Kata iklan, mencegah lebih baik ketimbang mengobati. Saya sepakat dengan hal ini. Namun, bagaimana wujud pencegahan itu sebaiknya?

Pandangan masyarakat kebanyakan masih memahami pencegahan sebagai upaya antiplastik. Mengganti plastik, mereka membawa tas kantong. Ini terobosan yang cukup cerdas dari masyarakat kita. 

Selain dari akar rumput, pertanyaan selanjutnya, kenapa tak banyak toko yang menawarkan langsung kantong kertas, malah masih saja menggunakan plastik?

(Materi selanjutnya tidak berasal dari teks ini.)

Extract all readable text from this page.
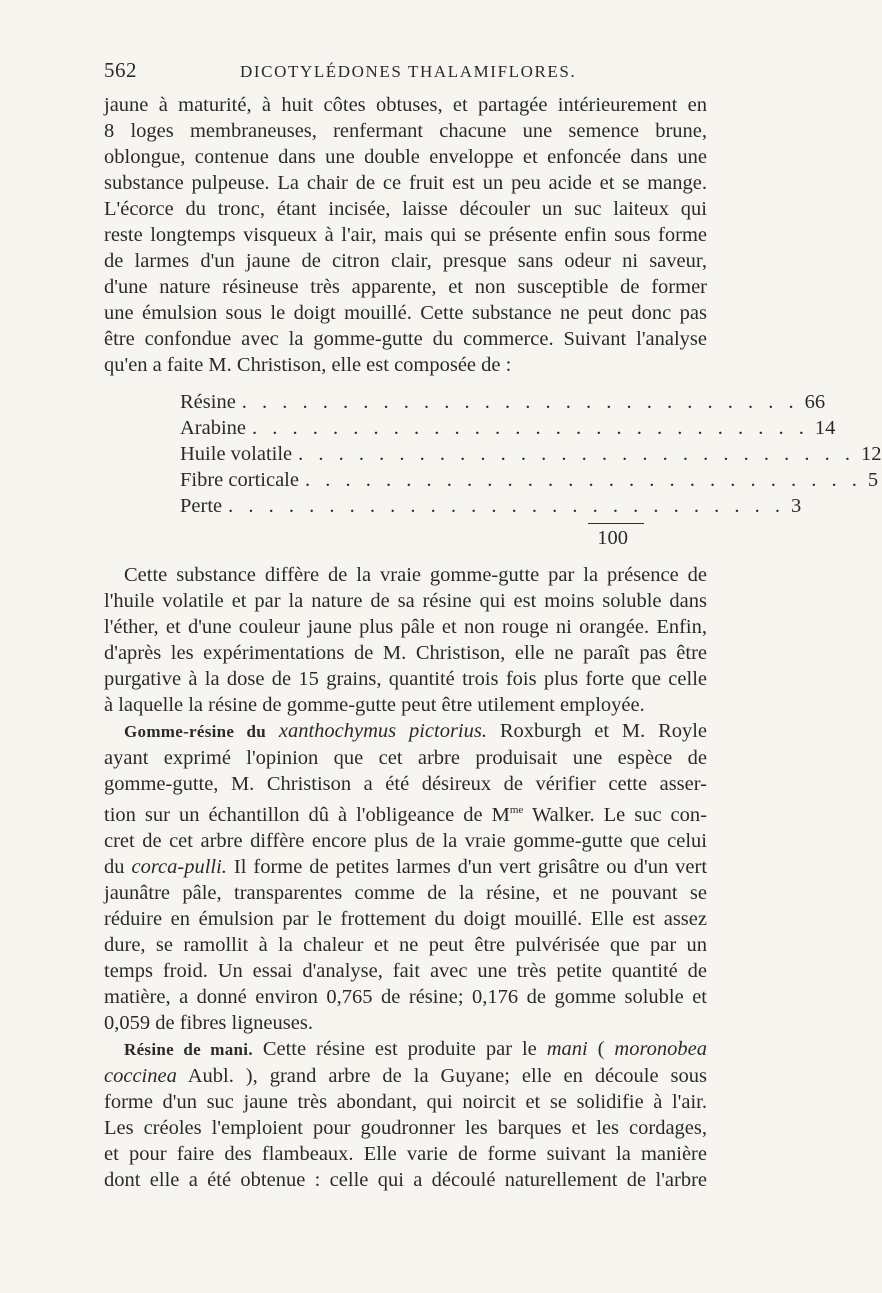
562	DICOTYLÉDONES THALAMIFLORES.

jaune à maturité, à huit côtes obtuses, et partagée intérieurement en
8 loges membraneuses, renfermant chacune une semence brune,
oblongue, contenue dans une double enveloppe et enfoncée dans une
substance pulpeuse. La chair de ce fruit est un peu acide et se mange.
L'écorce du tronc, étant incisée, laisse découler un suc laiteux qui
reste longtemps visqueux à l'air, mais qui se présente enfin sous forme
de larmes d'un jaune de citron clair, presque sans odeur ni saveur,
d'une nature résineuse très apparente, et non susceptible de former
une émulsion sous le doigt mouillé. Cette substance ne peut donc pas
être confondue avec la gomme-gutte du commerce. Suivant l'analyse
qu'en a faite M. Christison, elle est composée de :

Résine . . . . . . . . . . . . . . . . . . . . . . . . . . . . 66
Arabine . . . . . . . . . . . . . . . . . . . . . . . . . . . . 14
Huile volatile . . . . . . . . . . . . . . . . . . . . . . . . . . . . 12
Fibre corticale . . . . . . . . . . . . . . . . . . . . . . . . . . . . 5
Perte . . . . . . . . . . . . . . . . . . . . . . . . . . . . 3
100

Cette substance diffère de la vraie gomme-gutte par la présence de
l'huile volatile et par la nature de sa résine qui est moins soluble dans
l'éther, et d'une couleur jaune plus pâle et non rouge ni orangée. Enfin,
d'après les expérimentations de M. Christison, elle ne paraît pas être
purgative à la dose de 15 grains, quantité trois fois plus forte que celle
à laquelle la résine de gomme-gutte peut être utilement employée.

Gomme-résine du xanthochymus pictorius. Roxburgh et M. Royle
ayant exprimé l'opinion que cet arbre produisait une espèce de
gomme-gutte, M. Christison a été désireux de vérifier cette asser-
tion sur un échantillon dû à l'obligeance de $M^{me}$ Walker. Le suc con-
cret de cet arbre diffère encore plus de la vraie gomme-gutte que celui
du corca-pulli. Il forme de petites larmes d'un vert grisâtre ou d'un vert
jaunâtre pâle, transparentes comme de la résine, et ne pouvant se
réduire en émulsion par le frottement du doigt mouillé. Elle est assez
dure, se ramollit à la chaleur et ne peut être pulvérisée que par un
temps froid. Un essai d'analyse, fait avec une très petite quantité de
matière, a donné environ 0,765 de résine; 0,176 de gomme soluble et
0,059 de fibres ligneuses.

Résine de mani. Cette résine est produite par le mani ( moronobea
coccinea Aubl. ), grand arbre de la Guyane; elle en découle sous
forme d'un suc jaune très abondant, qui noircit et se solidifie à l'air.
Les créoles l'emploient pour goudronner les barques et les cordages,
et pour faire des flambeaux. Elle varie de forme suivant la manière
dont elle a été obtenue : celle qui a découlé naturellement de l'arbre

Persoalan ini membutuhkan waktu panjang untuk menguraikanya satu per satu secara sistematis. Jawaban paling sederhana bisa dikatakan kalau biaya produksi plastik relatif murah daripada kertas. Artinya, industri pertokoan tak mau ambil pusing untuk berlaku revolusioner karena pertimbangan ekonomi.

Untung-rugi finansial antara biaya produksi plastik dan kertas cukup menganga. Itu kenapa industri yang menawarkan produk kebutuhan sehari-hari masih bertahan menawarkan kantong plastik. Ia tak mau rugi, atau setidaknya, mengeluarkan biaya produksi tambahan. Rumus mengeruk keuntungan sebanyak-banyaknya dengan biaya produksi sedikit-dikitnya masih mengakik dalam mekanisme kapital di dalamnya.

Lantas, kampanye antikertas ini milik siapa? Apakah sekadar bagi masyarakat yang peduli lingkungan atau perusahaan? Saya tak berada pada dikotomi ini. Sidang pembaca dapat menerka langsung logika neokapitalisme demikian.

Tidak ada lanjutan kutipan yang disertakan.